In a session with Milholland, Tracey grumbled, “Her husband did this. He has money and influence and he wants me away from Celeste.” The therapist disagreed, saying Steve wasn’t behind Celeste’s change of plans, but Tracey didn’t believe her. Then Tracey said something that forced Milholland to take her very seriously: “My problems would all be solved if a certain person met an untimely death.”

“Are you referring to Celeste’s husband?” Milholland asked.

“I’m not homicidal now. I never have been,” Tracey said.

Still, Milholland worried. Despite Tracey laughing it off as a joke, Milholland judged the statement a threat. She argued with Tracey, telling her Steve wasn’t involved, but she couldn’t shake her conviction. “I believed Celeste, and that’s what she’d told me,” says Tracey.

Frightened by Tracey’s comment, Milholland called a meeting to inform the staff, including Dr. Miller. It was decided that the two women would be separated, and Tracey was immediately transferred out of the PTSD unit and into the adult program, for the chronically mentally ill. There, she felt as if she were back in Menninger, surrounded by shuffling, empty shells. By the next day Tracey had worked the transfer over in her mind, until she saw it as further proof of her lack of self-worth.

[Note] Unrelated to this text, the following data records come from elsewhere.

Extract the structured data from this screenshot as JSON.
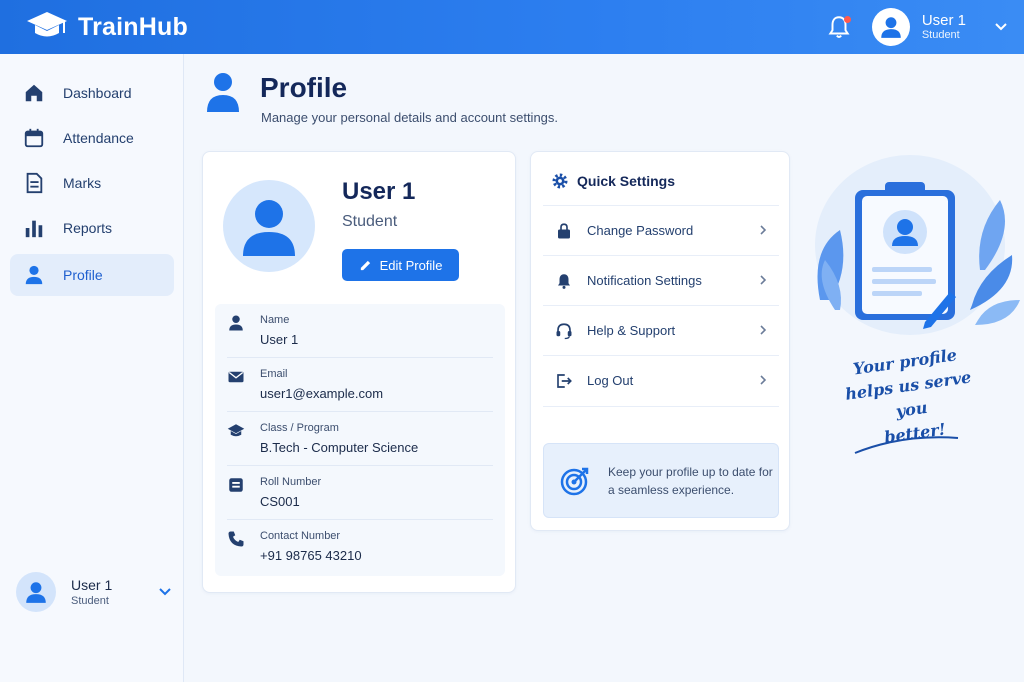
{
  "app": {
    "name": "TrainHub"
  },
  "header": {
    "user_name": "User 1",
    "user_role": "Student",
    "icons": {
      "logo": "graduation-cap-icon",
      "bell": "bell-icon",
      "menu": "chevron-down-icon"
    }
  },
  "sidebar": {
    "items": [
      {
        "label": "Dashboard",
        "icon": "home-icon",
        "active": false
      },
      {
        "label": "Attendance",
        "icon": "calendar-icon",
        "active": false
      },
      {
        "label": "Marks",
        "icon": "document-icon",
        "active": false
      },
      {
        "label": "Reports",
        "icon": "bar-chart-icon",
        "active": false
      },
      {
        "label": "Profile",
        "icon": "user-icon",
        "active": true
      }
    ],
    "user": {
      "name": "User 1",
      "role": "Student"
    }
  },
  "page": {
    "title": "Profile",
    "subtitle": "Manage your personal details and account settings."
  },
  "profile": {
    "name": "User 1",
    "role": "Student",
    "edit_label": "Edit Profile",
    "details": [
      {
        "label": "Name",
        "value": "User 1",
        "icon": "user-icon"
      },
      {
        "label": "Email",
        "value": "user1@example.com",
        "icon": "mail-icon"
      },
      {
        "label": "Class / Program",
        "value": "B.Tech - Computer Science",
        "icon": "graduation-cap-icon"
      },
      {
        "label": "Roll Number",
        "value": "CS001",
        "icon": "id-card-icon"
      },
      {
        "label": "Contact Number",
        "value": "+91 98765 43210",
        "icon": "phone-icon"
      }
    ]
  },
  "quick_settings": {
    "title": "Quick Settings",
    "items": [
      {
        "label": "Change Password",
        "icon": "lock-icon"
      },
      {
        "label": "Notification Settings",
        "icon": "bell-icon"
      },
      {
        "label": "Help & Support",
        "icon": "headset-icon"
      },
      {
        "label": "Log Out",
        "icon": "logout-icon"
      }
    ],
    "tip": "Keep your profile up to date for a seamless experience."
  },
  "illustration": {
    "tagline_lines": [
      "Your profile",
      "helps us serve you",
      "better!"
    ]
  },
  "colors": {
    "primary": "#1e73e8",
    "header": "#2d7ff0",
    "accent_text": "#14285a",
    "notification_dot": "#ff5a4e"
  }
}
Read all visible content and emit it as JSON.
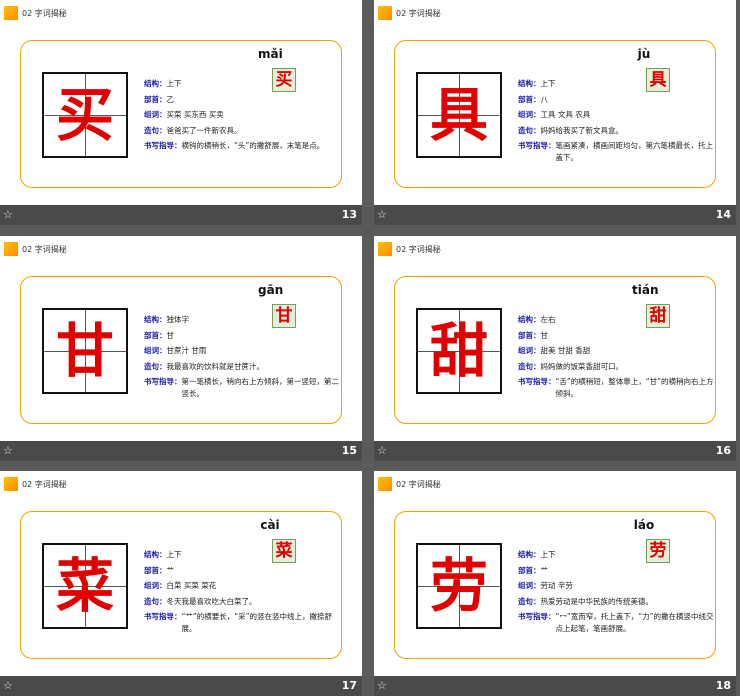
{
  "header_text": "02  字词揭秘",
  "labels": {
    "structure": "结构：",
    "radical": "部首：",
    "words": "组词：",
    "sentence": "造句：",
    "guide": "书写指导："
  },
  "footer_icon": "star-icon",
  "colors": {
    "accent": "#f0a500",
    "char_red": "#e00000",
    "label_blue": "#1a1aaa",
    "background": "#5a5a5a"
  },
  "slides": [
    {
      "char": "买",
      "pinyin": "mǎi",
      "structure": "上下",
      "radical": "乙",
      "words": "买菜   买东西    买卖",
      "sentence": "爸爸买了一件新农具。",
      "guide": "横钩的横稍长，“头”的撇舒展，末笔是点。",
      "number": "13"
    },
    {
      "char": "具",
      "pinyin": "jù",
      "structure": "上下",
      "radical": "八",
      "words": "工具   文具   农具",
      "sentence": "妈妈给我买了新文具盒。",
      "guide": "笔画紧凑，横画间距均匀，第六笔横最长，托上盖下。",
      "number": "14"
    },
    {
      "char": "甘",
      "pinyin": "gān",
      "structure": "独体字",
      "radical": "甘",
      "words": "甘蔗汁  甘雨",
      "sentence": "我最喜欢的饮料就是甘蔗汁。",
      "guide": "第一笔横长，稍向右上方倾斜，第一竖短，第二竖长。",
      "number": "15"
    },
    {
      "char": "甜",
      "pinyin": "tián",
      "structure": "左右",
      "radical": "甘",
      "words": "甜美   甘甜    香甜",
      "sentence": "妈妈做的饭菜香甜可口。",
      "guide": "“舌”的横稍短，整体靠上，“甘”的横稍向右上方倾斜。",
      "number": "16"
    },
    {
      "char": "菜",
      "pinyin": "cài",
      "structure": "上下",
      "radical": "艹",
      "words": "白菜   买菜    菜花",
      "sentence": "冬天我最喜欢吃大白菜了。",
      "guide": "“艹”的横要长，“采”的竖在竖中线上，撇捺舒展。",
      "number": "17"
    },
    {
      "char": "劳",
      "pinyin": "láo",
      "structure": "上下",
      "radical": "艹",
      "words": "劳动   辛劳",
      "sentence": "热爱劳动是中华民族的传统美德。",
      "guide": "“冖”宽而窄，托上盖下，“力”的撇在横竖中线交点上起笔，笔画舒展。",
      "number": "18"
    }
  ]
}
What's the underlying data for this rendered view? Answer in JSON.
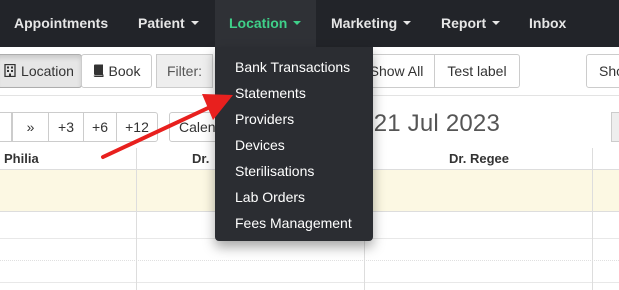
{
  "navbar": {
    "items": [
      {
        "label": "Appointments",
        "has_caret": false
      },
      {
        "label": "Patient",
        "has_caret": true
      },
      {
        "label": "Location",
        "has_caret": true,
        "active": true
      },
      {
        "label": "Marketing",
        "has_caret": true
      },
      {
        "label": "Report",
        "has_caret": true
      },
      {
        "label": "Inbox",
        "has_caret": false
      }
    ]
  },
  "location_menu": {
    "items": [
      "Bank Transactions",
      "Statements",
      "Providers",
      "Devices",
      "Sterilisations",
      "Lab Orders",
      "Fees Management"
    ]
  },
  "toolbar": {
    "location_label": "Location",
    "book_label": "Book",
    "filter_label": "Filter:",
    "show_all_label": "Show All",
    "test_label": "Test label",
    "right_partial_label": "Sho"
  },
  "date_nav": {
    "forward_label": "»",
    "plus3": "+3",
    "plus6": "+6",
    "plus12": "+12",
    "calendar_label": "Calen",
    "date_title": "ay, 21 Jul 2023"
  },
  "calendar": {
    "columns": [
      "Philia",
      "Dr.",
      "",
      "Dr. Regee"
    ]
  },
  "colors": {
    "navbar_bg": "#222429",
    "active_text": "#3fd089",
    "dropdown_bg": "#2b2d32",
    "allday_bg": "#fcf8e3",
    "arrow": "#e8201e"
  }
}
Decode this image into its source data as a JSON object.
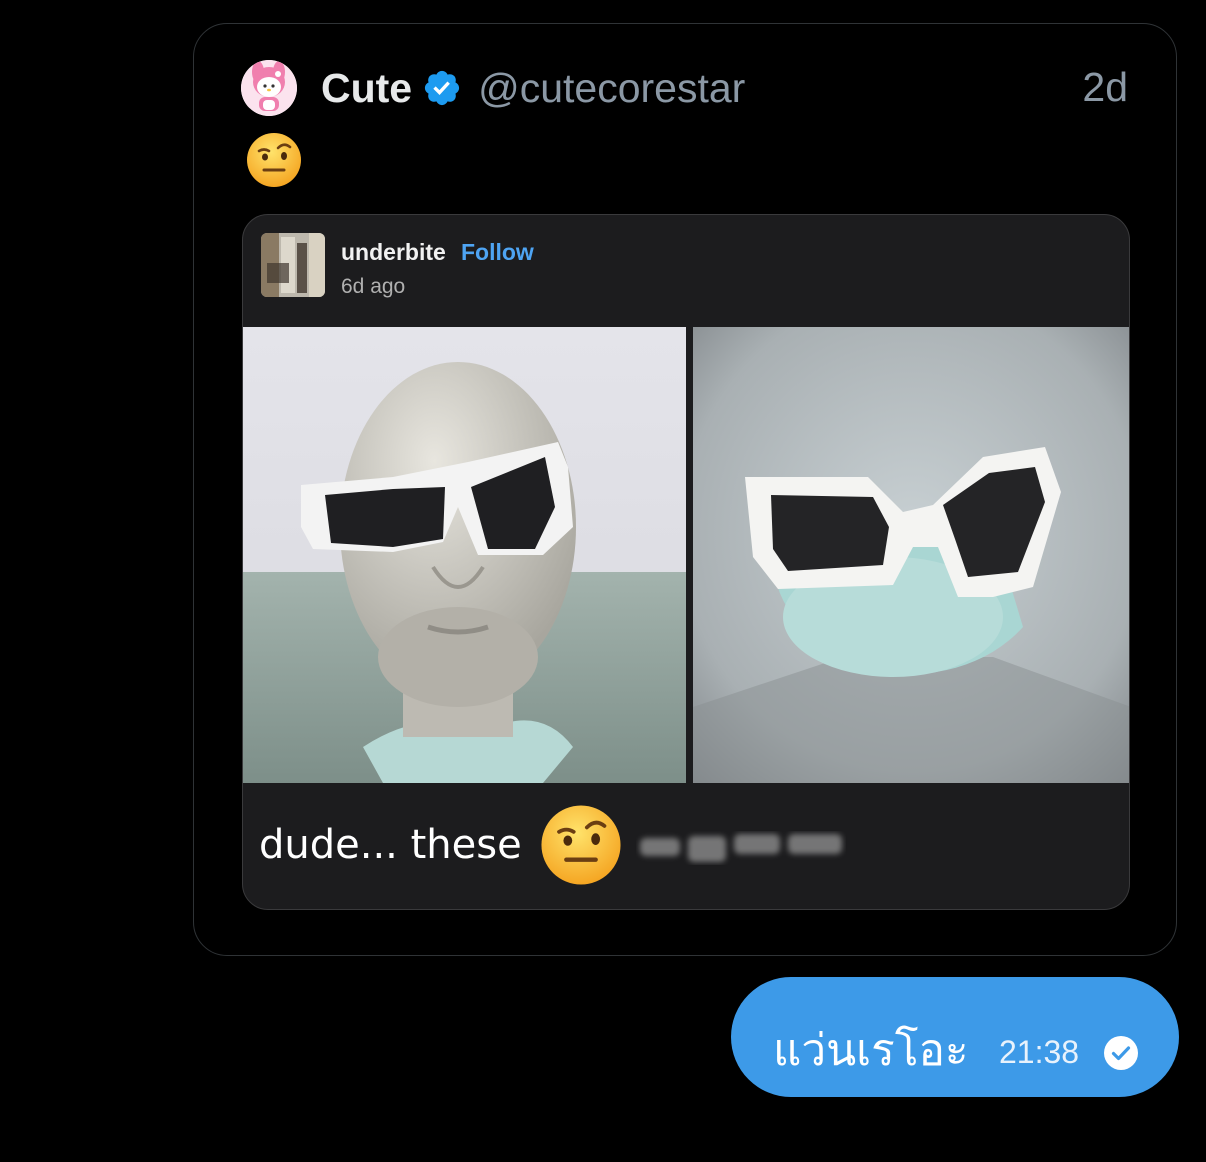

In between sessions, Tracey pulled Celeste to the side. “If you just want friendship without any sexual overtones, that’s all right with me,” she said.

“Sure,” Celeste said.

But later Tracey wrote in her journal: “Was Celeste just saying that because Celeste didn’t want to say no?”

The rest of the day, Tracey interpreted the actions of patients and staff at the clinic as if they were conspiring to keep Celeste from her. She watched Celeste through a glass door that separated the units and saw her with Steve. Tracey thought Celeste appeared sad, and she wondered if she missed her. “I think it must be about losing me. But if it hurts that bad, why does she want to stay away?” she wrote.

The next day, Tracey checked out of the inpatient program and into room 213 of the Red Roof Inn, across the street, to attend day sessions. Tormented by Celeste’s absence and unable to stabilize her medications, on the pages of her journal she chastised herself for enmeshing herself with Celeste and squandering the time at Timberlawn. She vowed to use the final weeks to straighten out her life, and wrote in her journal: “Dr. Montgomery wants me to realize that I am carved from the same stone as my mother …obviously my mother was very emotional & delusional. How am I delusional? I believe people will always leave me. I have known loneliness and sadness since I was a baby; I know how to live and thrive with these feelings.